The first Android phone. the G1, goes on sale today at T-Mobile stores. And, although I have some issues with the software/hardware interface, those are more than overcome by all the great software on the phone. I’ve been testing out a phone for about a week, and I don’t think I’ve made more than five actual calls on the phone. For me, it’s all about the apps.
The apps I use the most come with the device: Gmail, the Web browser, and Google Maps, in that order. The phone also comes with the Amazon MP3 store, which lets you buy songs and download them over the air directly onto the phone. But you can also download apps from the Android Market, which is similar to the iPhone’s App Market. Many of the original apps on the review phones have been scrubbed, and about 50 are supposed to be loaded onto the market for today’s launch.

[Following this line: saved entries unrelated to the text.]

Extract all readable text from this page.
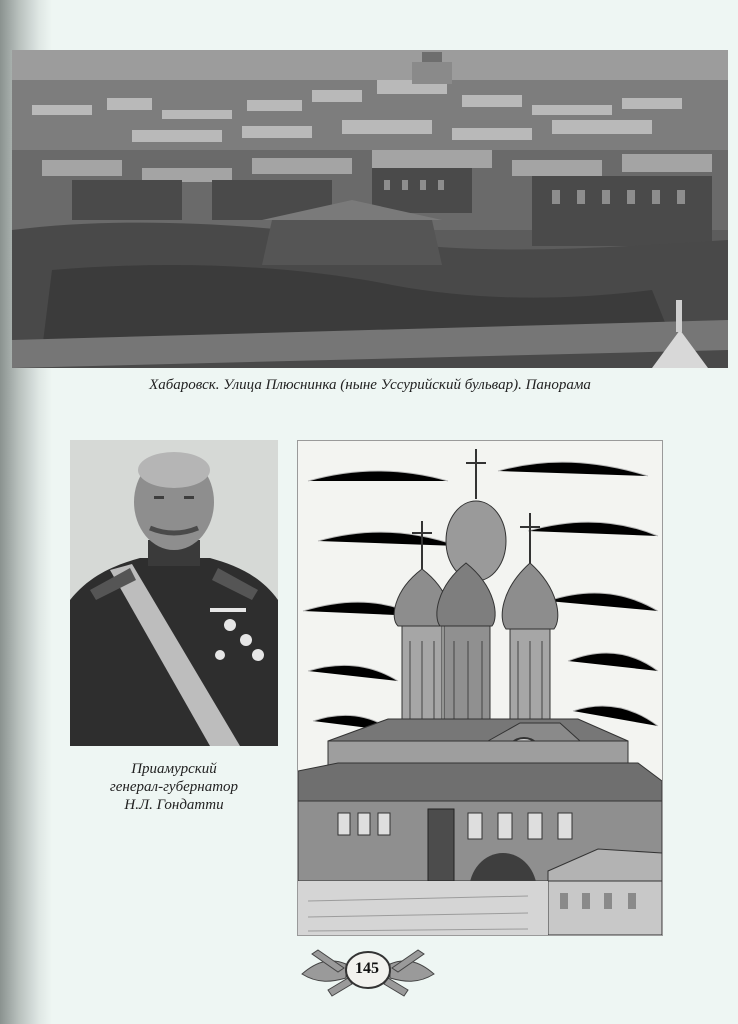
Хабаровск. Улица Плюснинка (ныне Уссурийский бульвар). Панорама
Приамурский
генерал-губернатор
Н.Л. Гондатти
145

Right now, I count 40 apps on the market (all of them are free, but paid apps are coming with a 70 percent cut going to developers), and I know of several that are supposed to launch today that have not yet appeared on the phone. But if you are going to get a phone today, here is my list of the top ten apps worth downloading and checking out.

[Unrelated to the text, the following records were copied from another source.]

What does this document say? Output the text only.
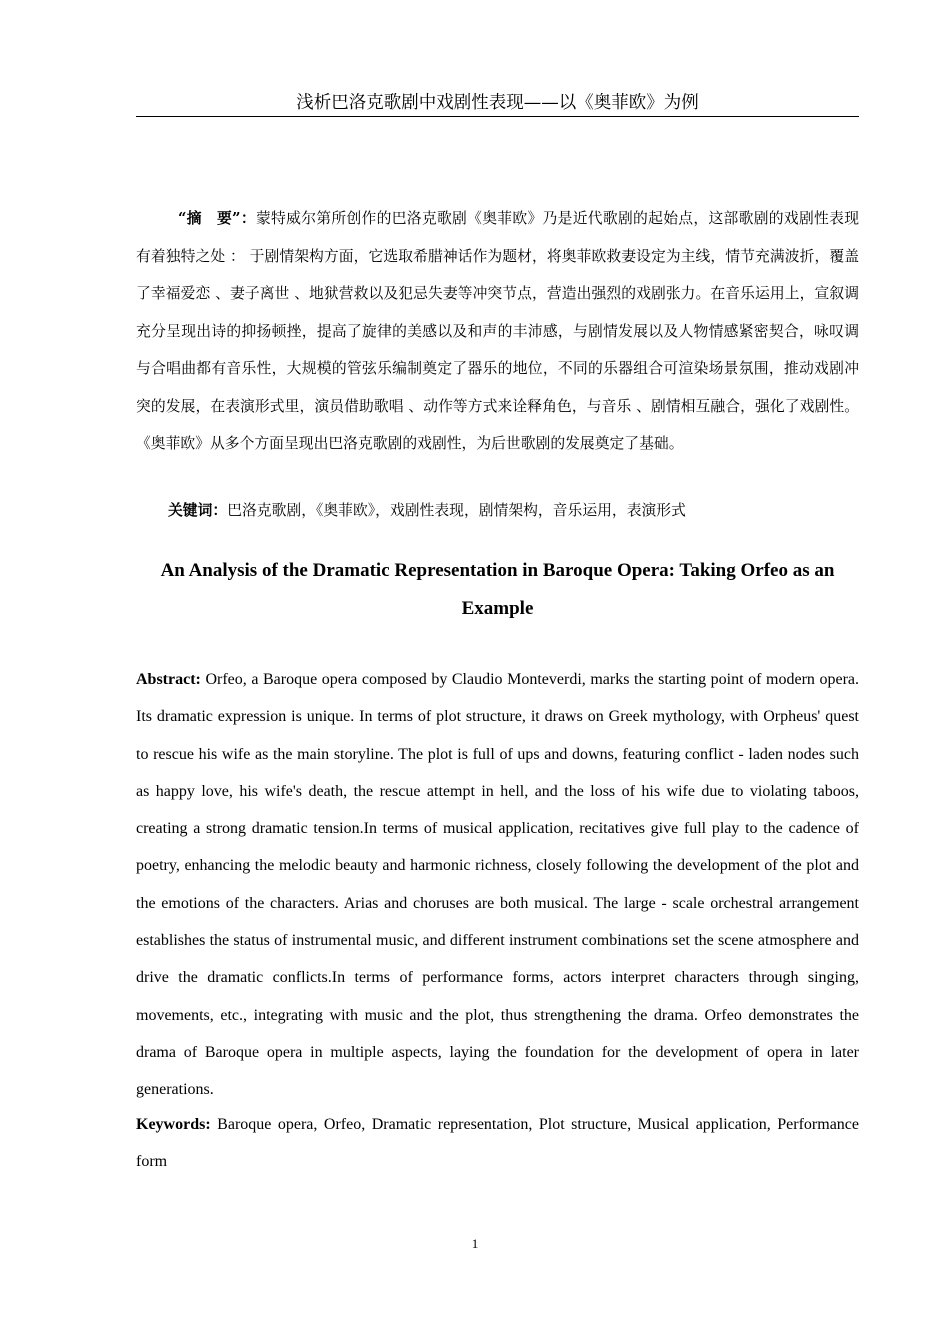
浅析巴洛克歌剧中戏剧性表现——以《奥菲欧》为例
“摘　要”：蒙特威尔第所创作的巴洛克歌剧《奥菲欧》乃是近代歌剧的起始点，这部歌剧的戏剧性表现有着独特之处 ： 于剧情架构方面，它选取希腊神话作为题材，将奥菲欧救妻设定为主线，情节充满波折，覆盖了幸福爱恋 、妻子离世 、地狱营救以及犯忌失妻等冲突节点，营造出强烈的戏剧张力。在音乐运用上，宣叙调充分呈现出诗的抑扬顿挫，提高了旋律的美感以及和声的丰沛感，与剧情发展以及人物情感紧密契合，咏叹调与合唱曲都有音乐性，大规模的管弦乐编制奠定了器乐的地位，不同的乐器组合可渲染场景氛围，推动戏剧冲突的发展，在表演形式里，演员借助歌唱 、动作等方式来诠释角色，与音乐 、剧情相互融合，强化了戏剧性。《奥菲欧》从多个方面呈现出巴洛克歌剧的戏剧性，为后世歌剧的发展奠定了基础。
关键词：巴洛克歌剧，《奥菲欧》，戏剧性表现，剧情架构，音乐运用，表演形式
An Analysis of the Dramatic Representation in Baroque Opera: Taking Orfeo as an Example
Abstract: Orfeo, a Baroque opera composed by Claudio Monteverdi, marks the starting point of modern opera. Its dramatic expression is unique. In terms of plot structure, it draws on Greek mythology, with Orpheus' quest to rescue his wife as the main storyline. The plot is full of ups and downs, featuring conflict - laden nodes such as happy love, his wife's death, the rescue attempt in hell, and the loss of his wife due to violating taboos, creating a strong dramatic tension.In terms of musical application, recitatives give full play to the cadence of poetry, enhancing the melodic beauty and harmonic richness, closely following the development of the plot and the emotions of the characters. Arias and choruses are both musical. The large - scale orchestral arrangement establishes the status of instrumental music, and different instrument combinations set the scene atmosphere and drive the dramatic conflicts.In terms of performance forms, actors interpret characters through singing, movements, etc., integrating with music and the plot, thus strengthening the drama. Orfeo demonstrates the drama of Baroque opera in multiple aspects, laying the foundation for the development of opera in later generations.
Keywords: Baroque opera, Orfeo, Dramatic representation, Plot structure, Musical application, Performance form
1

1. imeem Mobile: It’s a jukebox in your pocket, and the progressive download means that your song doesn’t skip when you go into an elevator, ’nuff said.
2. ShopSavvy: From Big in Japan, this turns your phone into a barcode scanner and then gives you price comparisons both online and in nearby retail stores. In my tests, the product database is good for household items, but can stumble with obscure products. But this is a killer app once the product database becomes more comprehensive. (Also try CompareEverywhere, which does the same thing).
3. Pac-Man: The original arcade game from Namco. Free on the Android (it costs $7.99 on the iPhone). The rollerball is an excellent joystick.
4. BreadCrumbz: You can leave photo and voice marker breadcrumbz along any route that others can then follow later on. Ties into the phone’s GPS, maps, camera, and microphone.
5. Wikitude: A travel guide that pulls up information from Wikipedia about nearby locations and puts them on a map, along with photos from Panoramio. Really useful geo-mashup.
6. Shazam: Put the phone up to a radio or speaker playing a song and Shazam will tell you the name and the artist, just like the iPhone app.
7. SplashPlay: Teaches you how to play the guitar by playing music and showing a fret board that you can play on the screen in sync with the music. The app is marketing for a similar tutorial device you can buy for your guitar, but it really teaches you how to play.
8. iSkoot for Skype: Lets you use your Skype account to IM your contacts, make Skype calls over the Internet, and uses the phone for SkypeOut calls (this is one of the apps that was taken down, but should go up again. Update: It’s available now)
9. MyCloset: This one’s more for the ladies, but a very nicely done app. You take apicture of every article of clothes in your closet, categorize them (top, bottom, shoes, accessories, etc.), select months when they can be worn, and then you can mix and match to plan out your outfits. The only thing it needs is some way to note weather a piece of clothing is clean or not.
10. Cab4Me Light: A simple app that gives you phone numbers of cab companies based on where you are.